– Ах, непременно, непременно, мой милый Сергий Львович, иначе – как это говорится? – наша песня споется… Что деревня? Вы не поверите, как трудно, как невозможно почти, жить здесь порядочно… И притом, кто нас окружает – кулаки, попы, целовальники!.. А между тем, средства нужны, и их неоткуда взять… Ах, вы говорите: ра-ци-о-наль-но-е хозяйство… Бог мой, идите вы с Марком Николаевичем и смотрите на весь этот наш рационализм… Все, все есть! и плуги там, и веялки, и скоропашки, все, все… Ну, и что же? – ничего. Наши милые мужички все это поломали, все испортили, все поворовали… О, вы не знаете, как все это тяжело; вы большой идеалист, Сергий Львович, вы поэт… Но поживите здесь, и вы увидите… Я помню, – я тоже идеальничала… О, я думала облагородить деревню, превратить ее в то, что она есть в этой милой, милой Англии… Я думала встретить здесь людей, чутких к цивилизации, я думала встретить здесь сословие… И что же! (Инна Юрьевна горько всплеснула руками) я нашла здесь дикарей… Все, что было пообразованней, поизящней, все, что одарено было более благородными инстинктами, – все бежало отсюда, бежало в министерства, в гвардию, за границу… Я одна, как видите, борюсь до конца… И что же? Вот уже старухой (она кокетливо оправила платье) прихожу к тому же: бежать, бежать и бежать отсюда…

Всю эту реплику Карамышев выслушал очень сдержанно и только два раза позволил себе не без тонкости улыбнуться.

– Какое же ваше мнение? – обратился я к нему.

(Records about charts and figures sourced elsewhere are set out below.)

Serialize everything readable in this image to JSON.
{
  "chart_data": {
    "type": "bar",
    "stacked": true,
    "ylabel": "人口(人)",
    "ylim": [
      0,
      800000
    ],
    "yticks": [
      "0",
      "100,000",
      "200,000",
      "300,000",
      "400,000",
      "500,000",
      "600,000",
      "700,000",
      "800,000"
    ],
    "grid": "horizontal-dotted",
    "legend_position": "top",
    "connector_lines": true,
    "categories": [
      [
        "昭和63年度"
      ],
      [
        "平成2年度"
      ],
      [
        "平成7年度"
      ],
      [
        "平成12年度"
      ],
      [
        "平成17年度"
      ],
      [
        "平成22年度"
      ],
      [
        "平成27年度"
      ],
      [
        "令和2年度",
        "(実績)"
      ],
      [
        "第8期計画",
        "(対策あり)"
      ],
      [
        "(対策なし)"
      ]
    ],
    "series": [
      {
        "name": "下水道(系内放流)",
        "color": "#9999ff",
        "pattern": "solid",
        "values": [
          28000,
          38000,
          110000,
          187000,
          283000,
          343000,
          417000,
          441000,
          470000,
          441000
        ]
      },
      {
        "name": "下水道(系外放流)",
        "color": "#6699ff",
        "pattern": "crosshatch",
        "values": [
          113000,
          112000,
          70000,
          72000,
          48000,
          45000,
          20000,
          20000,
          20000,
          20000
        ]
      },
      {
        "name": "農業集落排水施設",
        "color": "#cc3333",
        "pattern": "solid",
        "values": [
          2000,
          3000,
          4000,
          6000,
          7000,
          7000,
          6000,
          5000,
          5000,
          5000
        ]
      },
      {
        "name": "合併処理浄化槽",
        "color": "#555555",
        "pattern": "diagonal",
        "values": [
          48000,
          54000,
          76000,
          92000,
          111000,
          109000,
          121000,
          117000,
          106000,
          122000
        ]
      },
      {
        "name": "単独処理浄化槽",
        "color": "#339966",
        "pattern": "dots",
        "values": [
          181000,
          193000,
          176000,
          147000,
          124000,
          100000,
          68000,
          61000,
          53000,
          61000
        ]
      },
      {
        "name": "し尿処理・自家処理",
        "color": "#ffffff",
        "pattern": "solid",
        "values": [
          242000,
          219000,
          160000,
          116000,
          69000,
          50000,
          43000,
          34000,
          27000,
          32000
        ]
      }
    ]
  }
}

Он немного помолчал и затем ответил с серьезностью:

– Мое мнение таково. Наше сословие весьма недальновидно поступает, устремляясь в бюрократию. Я, конечно, не сословные интересы имею в виду, предполагая так, но интересы вообще государства. Мы важны тем, что мы единственные носители культуры. Составы нашего государственного организма несомненно жизненны, но согласитесь, они грубы; исключение составляем мы. И вот потому-то мы должны, наконец, получить наше значение. Служа в департаментах и министерствах, вращаясь при дворе и в гвардии, мы значение это только утрачиваем. Это, впрочем, только мое мнение. Я допускаю службу, как школу, и затем домой, господа!.. В земство, в приход, в деревню!.. Пора, наконец, схватиться за ум. Наши земли расхищены, наше влияние уничтожено, наши статуи и картины проданы с молотка, – нам пора вернуть это. Нам пора занять подобающую нам роль, – роль просветителей и вождей народа. Эта роль принадлежит нам по праву. Мы должны, наконец, образовать… джентри{3}; мы должны создать провинцию; должны сотворить настоящее, истинное европейское… self-government![1] Школы, больницы, приюты, суд, полиция, все это должно, наконец, принять истинно просвещенные формы и проникнуться нашим цивилизующим влиянием. Пусть не Колупаев{4} с одной стороны и не нигилист с другой несут свое воздействие деревне, а люди благородной традиции, люди-преемственной и просвещенной культуры. Польза народа, с одной, и высшее развитие культурных стремлений, с другой стороны, – вот наше правило и вот, несомненно, наше знамя.

– Ах, все это мило, все это хорошо, все это очень красноречиво, но… поэзия, поэзия! – восклицала Инна Юрьевна.

– Боже мой, все спорят… Да когда же будет конец! – раздалось в дверях. Я обернулся и очутился лицом к лицу с девушкой лет шестнадцати, высокой, стройной, одетой скромно и со вкусом. Инна Юрьевна торжественно и снова с некоторой гордостью заявила мне, что это дочь ее Люба, и затем познакомила, нас. Люба осторожно скользнула по мне пристальным взглядом и обратилась к жениху:

– Надеюсь, ваше красноречие иссякло, наконец, и вы пойдете со мною полоть резеду, – произнесла она своенравно.